The 2012 hurricane season generated profound impacts on Haiti’s population by reducing food security and limiting basic service provision. Garnering lessons from these events can potentially help mitigate a future food crisis. Drawing on
extensive household surveys conducted in October and November 2012, key findings of this Strategic Note include:

  • Rural households in the surveyed areas of Haiti’s Ouest, Nord and Grand’Anse departments experienced severe food shortages after tropical storms hit Haiti during October and November 2012. Nearly 70 per cent of households experienced moderate or severe hunger as measured by the USDA Food Security Scale.
  • Following the last round of tropical storms, more than two thirds (68.3 per cent) of surveyed households lost crops from their fields. Owing to differences in crop varieties and the physical geography of farming land, this was more common in the Grand’Anse and Ouest (72.5 per cent) than in the Nord (40.1 per cent).

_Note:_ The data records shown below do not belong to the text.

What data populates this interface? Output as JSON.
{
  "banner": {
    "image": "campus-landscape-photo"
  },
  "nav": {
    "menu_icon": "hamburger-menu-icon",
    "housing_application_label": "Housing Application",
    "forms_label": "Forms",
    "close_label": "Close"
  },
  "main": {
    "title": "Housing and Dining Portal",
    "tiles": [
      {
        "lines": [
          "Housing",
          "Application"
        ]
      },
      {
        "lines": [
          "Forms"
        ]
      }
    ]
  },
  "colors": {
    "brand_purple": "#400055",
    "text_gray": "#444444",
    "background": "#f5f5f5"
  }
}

  • Education, employment (in addition to farming), and receiving financial remittances from family or friends abroad were all protective factors for post-storm hunger. Receiving any money at all from abroad in the last 12 months made a household 8.1 times less likely to experience hunger after the storm.
  • Post-disaster water issues are pervasive. Less than ten percent of surveyed households were drinking treated water in the week after the storm. This is in addition to the fact that overflowing latrines (reported by 40 percent of households) may have contaminated the home’s water supply.
  • Barring significant intervention, over the next six to twelve months, Haiti’s food security situation looks bleak.

With roughly three quarters of households surveyed lacking the seeds, cuttings and tubers needed to grow food during the coming season, it is likely that the country will be forced to import more expensive food from abroad to meet the needs of the local population.